神戸高専としての海洋ロボット技術開発動向
港湾都市の名を冠している神戸にとって、海洋ロボット技術のプレゼンスを高めることは極めて重要です。本発表では、本学で開発を進めているUSV-ROV連携システムの構想、双腕作業ROV、海底耕うん機、および教育用水中ロボットについて紹介します。この機会に、神戸市における海洋ロボット技術のあり方について、皆さまと議論を深めることを期待しています。
神戸市立工業高等専門学校 電子工学科 講師
田原 熙昻さん
奈良先端科学技術大学院大学先端科学技術研究科博士後期課程修了、博士(工学)。専門は機械学習を基盤としたロボット制御。人とロボットが協働する社会の実現を目指し、日常作業の自動化や屋外環境での人–ロボットコミュニケーションの実証に取り組む。産業分野では、人型ロボットによるショベルカー操縦を通じた土工作業の自動化にも挑戦している。
神戸高専におけるロボットAI技術の研究開発
近年、AI技術の急速な進展により、ロボットの自律化への期待がますます高まっています。こうした動きを背景に、ロボットに学習機能を持たせ、自律的に動作させることを目指す「ロボットラーニング」と呼ばれる分野が注目を集めており、国内外で研究が進められています。本発表では、ロボットラーニング分野における最近の動向や課題についてお話しします。
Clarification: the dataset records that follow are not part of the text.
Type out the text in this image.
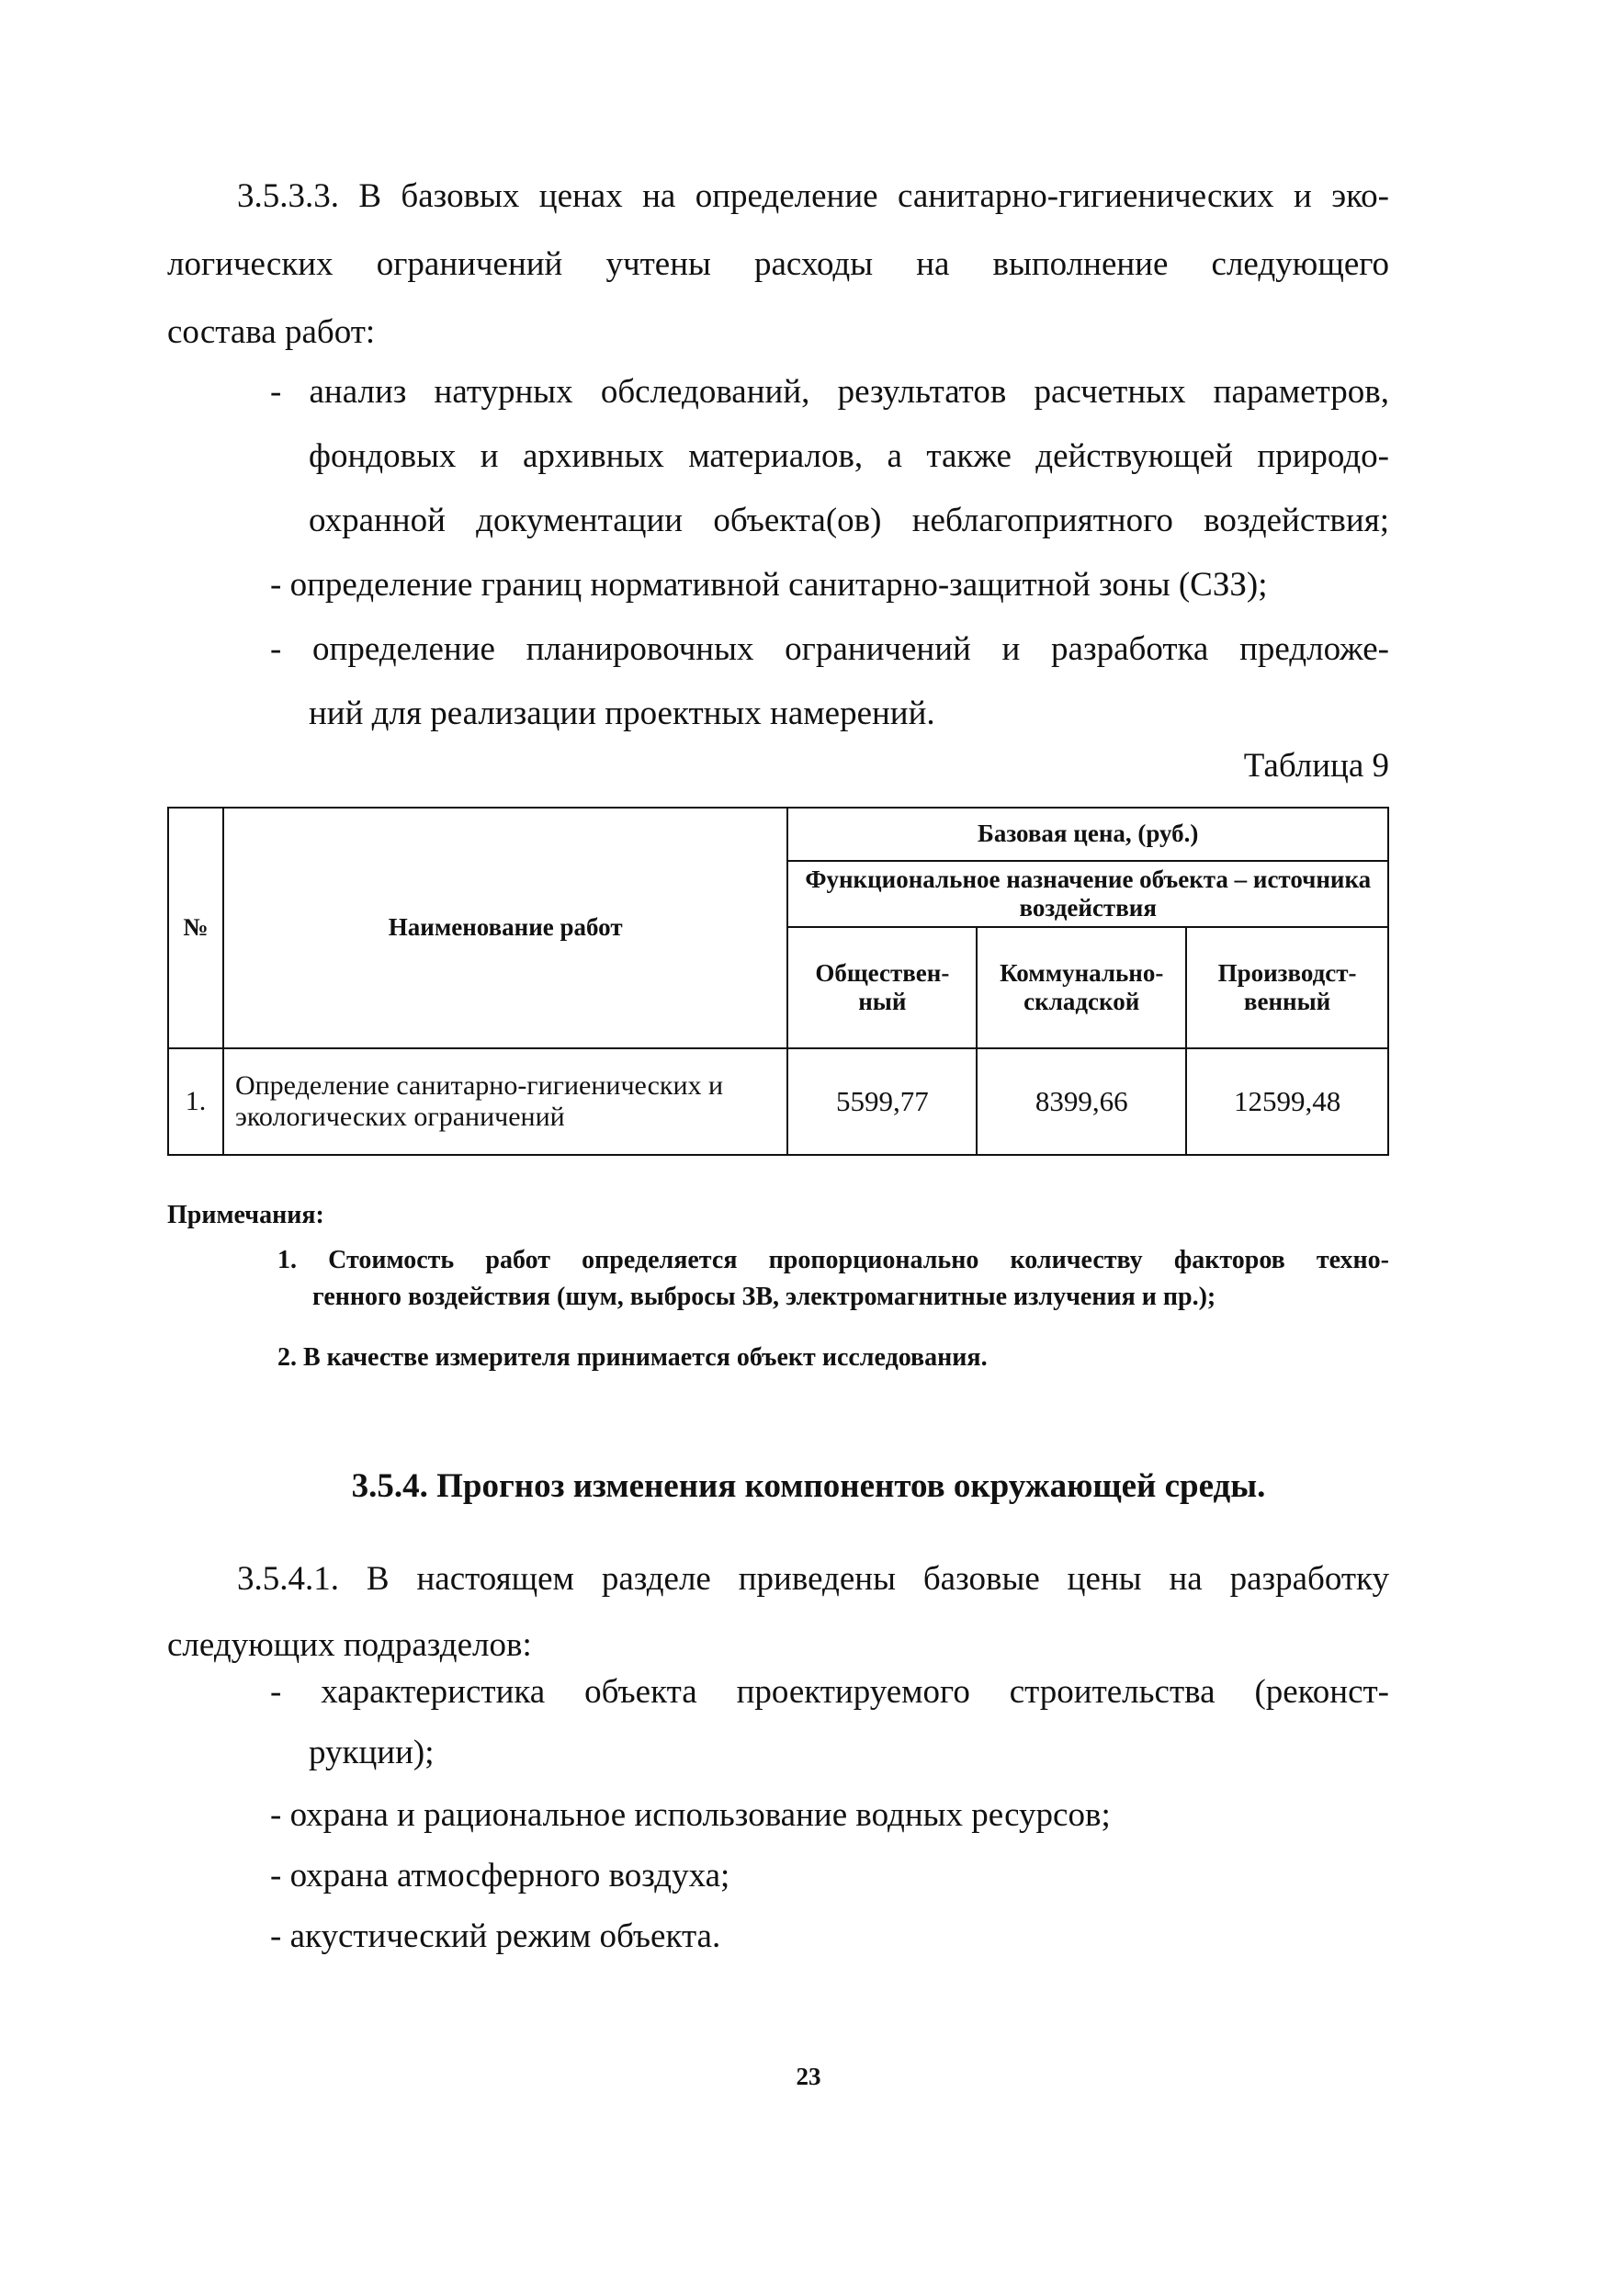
3.5.3.3. В базовых ценах на определение санитарно-гигиенических и эко-
логических ограничений учтены расходы на выполнение следующего
состава работ:
- анализ натурных обследований, результатов расчетных параметров,
фондовых и архивных материалов, а также действующей природо-
охранной документации объекта(ов) неблагоприятного воздействия;
- определение границ нормативной санитарно-защитной зоны (СЗЗ);
- определение планировочных ограничений и разработка предложе-
ний для реализации проектных намерений.
Таблица 9
№	Наименование работ	Базовая цена, (руб.)		
		Функциональное назначение объекта – источника воздействия		
		Обществен-ный	Коммунально-складской	Производст-венный
1.	Определение санитарно-гигиенических и экологических ограничений	5599,77	8399,66	12599,48
Примечания:
1. Стоимость работ определяется пропорционально количеству факторов техно-
генного воздействия (шум, выбросы ЗВ, электромагнитные излучения и пр.);
2. В качестве измерителя принимается объект исследования.
3.5.4. Прогноз изменения компонентов окружающей среды.
3.5.4.1. В настоящем разделе приведены базовые цены на разработку
следующих подразделов:
- характеристика объекта проектируемого строительства (реконст-
рукции);
- охрана и рациональное использование водных ресурсов;
- охрана атмосферного воздуха;
- акустический режим объекта.
23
さらに、私が本学で取り組んでいる双腕ロボットを用いた日常作業の自動化や、土工作業の自動化に関する研究なども紹介します。
神戸市立工業高等専門学校 一般科・国語 講師
武久 真士さん
大阪大学大学院文学研究科博士後期課程修了、博士(文学)。専門は日本近現代詩。中原中也や三好達治など1930年代の詩を形式面から研究し、現在は戦後詩を中心に詩の言葉と共同体の関係を探究している。J-POPの歌詞にも関心を持ち、批評を通じて現代の言葉と詩の可能性を考察している。
詩的言語とコミュニティ
昨今、ポピュリズムの台頭により、人々を巻き込み、熱狂させる「言葉の力」に注目が集まっています。実は、そうした役割を歴史上担ってきたのは、詩の言葉でした。詩の言葉は、人々をつなげ、集団の一員であることを確認する役割を果たしてきました。本発表では、詩的言語とコミュニティの関係について、大岡信や吉本隆明の思想に助けを借りながらお話しします。